En ce qui concerne les mesures prises par la Région bruxelloise pour garantir les pensions de l’ensemble des travailleurs concernés, face au creusement du « déficit pensions » et à la suite de l’instauration d’une réduction des cotisations de responsabilisation instaurée par la loi du 30 mars 2018 relative à la non prise en considération de services en tant que personnel non nommé à titre définitif dans une pension du secteur public, modifiant la responsabilisation individuelle des administrations provinciales et locales au sein du Fonds de pension solidarisé, adaptant la règlementation des pensions complémentaires, modifiant les modalités de financement du Fonds de pension solidarisé des administrations provinciales et locales et portant un financement supplémentaire du Fonds de pension solidarisé des administrations provinciales et locales, j’ai inséré un volet « 2e pilier de pension » dans les accords sectoriels 2021-2025 (Circulaire 2021/12 relative au protocole d’accord 2021/1 conclu au sein du Comité de négociation C – Comité des services publics locaux – sous-section Région de Bruxelles-Capitale, pour les années 2021 à 2025 ; Circulaire 2021/13 relative à la répartition des moyens régionaux entre les communes).

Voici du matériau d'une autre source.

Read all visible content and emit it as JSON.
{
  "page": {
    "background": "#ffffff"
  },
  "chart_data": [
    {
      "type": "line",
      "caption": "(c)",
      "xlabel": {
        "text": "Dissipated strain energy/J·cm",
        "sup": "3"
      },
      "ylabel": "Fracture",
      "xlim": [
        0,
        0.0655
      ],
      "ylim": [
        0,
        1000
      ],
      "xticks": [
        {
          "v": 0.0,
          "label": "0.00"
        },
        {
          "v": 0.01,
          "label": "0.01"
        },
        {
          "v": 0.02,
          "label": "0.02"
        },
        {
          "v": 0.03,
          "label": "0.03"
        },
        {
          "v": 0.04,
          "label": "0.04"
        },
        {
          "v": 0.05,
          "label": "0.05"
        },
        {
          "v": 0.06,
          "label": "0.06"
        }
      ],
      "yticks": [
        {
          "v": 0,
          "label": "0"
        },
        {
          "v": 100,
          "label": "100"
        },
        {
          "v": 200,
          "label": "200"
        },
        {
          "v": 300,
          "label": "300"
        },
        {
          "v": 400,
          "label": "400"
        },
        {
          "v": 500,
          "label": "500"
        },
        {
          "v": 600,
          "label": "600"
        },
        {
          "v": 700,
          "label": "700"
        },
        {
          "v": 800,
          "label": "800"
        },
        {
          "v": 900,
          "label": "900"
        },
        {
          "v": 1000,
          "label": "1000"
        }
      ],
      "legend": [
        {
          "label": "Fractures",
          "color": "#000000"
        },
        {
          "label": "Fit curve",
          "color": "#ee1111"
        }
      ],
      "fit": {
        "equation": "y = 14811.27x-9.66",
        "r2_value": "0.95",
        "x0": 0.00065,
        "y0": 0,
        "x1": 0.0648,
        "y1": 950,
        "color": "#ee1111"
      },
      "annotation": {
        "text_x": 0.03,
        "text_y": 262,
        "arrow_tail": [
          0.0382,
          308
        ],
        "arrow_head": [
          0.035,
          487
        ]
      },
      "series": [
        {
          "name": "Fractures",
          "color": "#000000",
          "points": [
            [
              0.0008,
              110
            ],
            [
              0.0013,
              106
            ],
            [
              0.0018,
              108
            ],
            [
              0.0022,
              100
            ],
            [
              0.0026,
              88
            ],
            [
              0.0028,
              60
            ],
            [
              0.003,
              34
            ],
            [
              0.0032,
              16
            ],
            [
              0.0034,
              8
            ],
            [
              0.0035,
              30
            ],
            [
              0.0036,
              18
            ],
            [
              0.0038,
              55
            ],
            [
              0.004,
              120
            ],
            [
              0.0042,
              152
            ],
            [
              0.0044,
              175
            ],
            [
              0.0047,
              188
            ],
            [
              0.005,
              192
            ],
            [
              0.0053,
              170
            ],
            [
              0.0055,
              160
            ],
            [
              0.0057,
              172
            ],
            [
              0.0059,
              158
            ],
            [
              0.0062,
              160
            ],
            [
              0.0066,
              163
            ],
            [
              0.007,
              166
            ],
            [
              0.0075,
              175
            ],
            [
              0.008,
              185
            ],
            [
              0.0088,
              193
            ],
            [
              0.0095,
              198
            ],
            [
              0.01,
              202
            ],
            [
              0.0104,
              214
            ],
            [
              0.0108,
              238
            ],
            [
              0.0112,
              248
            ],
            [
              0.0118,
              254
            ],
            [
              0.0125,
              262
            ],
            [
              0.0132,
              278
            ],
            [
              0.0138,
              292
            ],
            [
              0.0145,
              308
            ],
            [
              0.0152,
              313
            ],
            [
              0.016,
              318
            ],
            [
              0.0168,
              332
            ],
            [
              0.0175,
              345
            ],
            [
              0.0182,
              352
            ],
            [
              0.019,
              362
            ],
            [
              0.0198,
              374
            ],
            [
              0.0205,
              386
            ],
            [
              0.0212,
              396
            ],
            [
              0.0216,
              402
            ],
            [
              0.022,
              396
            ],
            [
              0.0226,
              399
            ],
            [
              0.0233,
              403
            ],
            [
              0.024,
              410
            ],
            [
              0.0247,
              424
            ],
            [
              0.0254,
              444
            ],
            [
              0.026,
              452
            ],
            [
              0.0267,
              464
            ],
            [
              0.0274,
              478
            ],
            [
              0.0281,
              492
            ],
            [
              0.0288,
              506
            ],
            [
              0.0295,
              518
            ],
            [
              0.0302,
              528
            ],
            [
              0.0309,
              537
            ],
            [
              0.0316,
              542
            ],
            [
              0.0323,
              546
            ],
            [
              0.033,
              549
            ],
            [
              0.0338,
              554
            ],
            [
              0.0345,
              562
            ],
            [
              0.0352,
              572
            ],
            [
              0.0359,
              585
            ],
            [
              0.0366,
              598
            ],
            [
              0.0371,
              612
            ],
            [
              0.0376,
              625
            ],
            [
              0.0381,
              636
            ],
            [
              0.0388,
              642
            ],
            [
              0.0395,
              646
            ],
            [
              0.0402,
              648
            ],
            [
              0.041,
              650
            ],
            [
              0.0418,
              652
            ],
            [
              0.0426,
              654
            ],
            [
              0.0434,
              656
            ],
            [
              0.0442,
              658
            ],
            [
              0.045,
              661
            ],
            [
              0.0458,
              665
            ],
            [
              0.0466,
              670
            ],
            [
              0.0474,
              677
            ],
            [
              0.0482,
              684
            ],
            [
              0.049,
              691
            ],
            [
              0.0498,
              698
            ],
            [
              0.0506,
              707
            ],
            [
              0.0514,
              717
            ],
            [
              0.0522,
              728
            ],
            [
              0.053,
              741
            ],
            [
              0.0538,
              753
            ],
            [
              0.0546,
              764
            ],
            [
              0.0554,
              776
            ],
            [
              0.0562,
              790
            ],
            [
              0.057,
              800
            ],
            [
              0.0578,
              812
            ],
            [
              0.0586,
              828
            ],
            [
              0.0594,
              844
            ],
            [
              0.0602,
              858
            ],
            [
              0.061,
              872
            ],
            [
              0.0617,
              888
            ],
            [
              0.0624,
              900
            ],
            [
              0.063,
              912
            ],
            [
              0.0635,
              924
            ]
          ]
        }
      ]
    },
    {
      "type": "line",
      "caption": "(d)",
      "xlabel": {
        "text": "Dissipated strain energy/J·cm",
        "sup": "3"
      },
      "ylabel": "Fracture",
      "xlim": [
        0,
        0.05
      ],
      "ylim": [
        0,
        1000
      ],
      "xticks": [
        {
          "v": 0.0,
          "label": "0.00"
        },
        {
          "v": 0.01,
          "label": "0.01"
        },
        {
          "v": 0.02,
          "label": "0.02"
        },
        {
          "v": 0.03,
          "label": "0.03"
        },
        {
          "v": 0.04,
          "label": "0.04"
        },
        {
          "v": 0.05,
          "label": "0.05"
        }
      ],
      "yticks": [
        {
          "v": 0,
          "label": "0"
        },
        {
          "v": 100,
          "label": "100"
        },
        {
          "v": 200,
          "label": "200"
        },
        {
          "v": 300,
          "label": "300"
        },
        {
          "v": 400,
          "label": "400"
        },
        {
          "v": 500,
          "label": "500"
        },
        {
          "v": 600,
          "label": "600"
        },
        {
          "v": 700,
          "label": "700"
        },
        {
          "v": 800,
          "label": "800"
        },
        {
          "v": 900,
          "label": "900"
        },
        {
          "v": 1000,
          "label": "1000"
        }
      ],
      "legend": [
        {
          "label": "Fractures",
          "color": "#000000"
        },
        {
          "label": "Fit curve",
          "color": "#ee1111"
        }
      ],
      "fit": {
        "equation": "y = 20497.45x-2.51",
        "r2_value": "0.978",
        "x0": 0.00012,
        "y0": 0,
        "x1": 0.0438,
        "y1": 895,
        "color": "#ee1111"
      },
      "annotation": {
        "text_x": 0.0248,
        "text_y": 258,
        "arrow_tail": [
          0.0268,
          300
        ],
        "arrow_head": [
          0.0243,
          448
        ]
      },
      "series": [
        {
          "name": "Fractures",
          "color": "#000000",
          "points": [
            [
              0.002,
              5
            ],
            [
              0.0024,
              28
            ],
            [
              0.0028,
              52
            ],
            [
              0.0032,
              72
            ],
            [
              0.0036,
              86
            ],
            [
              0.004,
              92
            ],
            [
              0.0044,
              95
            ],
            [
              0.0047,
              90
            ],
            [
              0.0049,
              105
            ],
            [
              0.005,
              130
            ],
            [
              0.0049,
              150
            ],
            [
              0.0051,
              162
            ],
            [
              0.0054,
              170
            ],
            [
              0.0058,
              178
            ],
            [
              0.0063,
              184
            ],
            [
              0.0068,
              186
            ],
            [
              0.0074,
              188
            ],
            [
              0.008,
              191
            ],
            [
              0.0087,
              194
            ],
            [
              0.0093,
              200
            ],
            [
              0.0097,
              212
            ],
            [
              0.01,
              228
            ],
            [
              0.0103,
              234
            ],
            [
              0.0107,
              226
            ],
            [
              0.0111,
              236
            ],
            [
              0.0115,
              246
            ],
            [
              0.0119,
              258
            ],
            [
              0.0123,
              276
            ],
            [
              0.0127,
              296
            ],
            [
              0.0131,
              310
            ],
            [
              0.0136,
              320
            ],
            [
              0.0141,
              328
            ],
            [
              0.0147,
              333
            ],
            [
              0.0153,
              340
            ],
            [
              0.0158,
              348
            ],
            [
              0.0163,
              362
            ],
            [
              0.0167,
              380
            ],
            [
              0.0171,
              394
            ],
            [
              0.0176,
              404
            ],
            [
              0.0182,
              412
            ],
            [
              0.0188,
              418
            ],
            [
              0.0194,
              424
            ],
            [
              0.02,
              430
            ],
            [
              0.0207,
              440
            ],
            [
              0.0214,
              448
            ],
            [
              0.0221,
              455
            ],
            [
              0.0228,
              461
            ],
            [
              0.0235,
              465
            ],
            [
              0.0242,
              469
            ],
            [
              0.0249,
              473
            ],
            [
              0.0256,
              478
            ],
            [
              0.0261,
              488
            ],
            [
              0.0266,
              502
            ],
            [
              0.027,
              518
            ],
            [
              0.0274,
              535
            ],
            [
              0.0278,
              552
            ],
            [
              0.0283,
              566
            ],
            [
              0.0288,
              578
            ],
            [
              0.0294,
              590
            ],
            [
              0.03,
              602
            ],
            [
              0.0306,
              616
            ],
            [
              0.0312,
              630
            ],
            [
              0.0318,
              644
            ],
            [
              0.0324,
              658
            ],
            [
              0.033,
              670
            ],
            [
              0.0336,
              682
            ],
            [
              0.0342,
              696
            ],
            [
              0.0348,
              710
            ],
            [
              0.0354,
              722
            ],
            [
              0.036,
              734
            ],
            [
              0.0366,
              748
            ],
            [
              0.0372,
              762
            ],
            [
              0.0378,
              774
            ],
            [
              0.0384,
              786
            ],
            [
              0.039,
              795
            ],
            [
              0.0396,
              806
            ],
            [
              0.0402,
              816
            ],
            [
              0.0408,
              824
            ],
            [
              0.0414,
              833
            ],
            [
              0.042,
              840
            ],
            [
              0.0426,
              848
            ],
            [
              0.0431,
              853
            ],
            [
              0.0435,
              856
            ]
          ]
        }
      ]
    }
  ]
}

Ces accords reposent sur cinq branches, dont une branche accordant une aide globale de 6,25 millions par an répartie entre les communes qui adopteraient une pension complémentaire pour leurs contractuels.

L’aide au 2e pilier, qui par ailleurs rattrape en partie la différence de traitement entre les pensionnés ayant été statutaires et ceux ayant travaillé comme contractuels, est intervenue en 2021, 2022 et 2023 pour réduire le montant des cotisations de responsabilisation payées pour les statutaires.


J’ai aussi approuvé la mise sur pied d’un simulateur des coûts de pension, afin de tester les divers scénarios possibles pour chaque administration locale et d’établir la politique RH la plus souhaitable (hausse, stabilisation, diminution des nominations) selon chaque situation. Ce simulateur se trouve à la Direction des Finances Locales à laquelle les communes peuvent s’adresser pour obtenir des simulations de leur situation.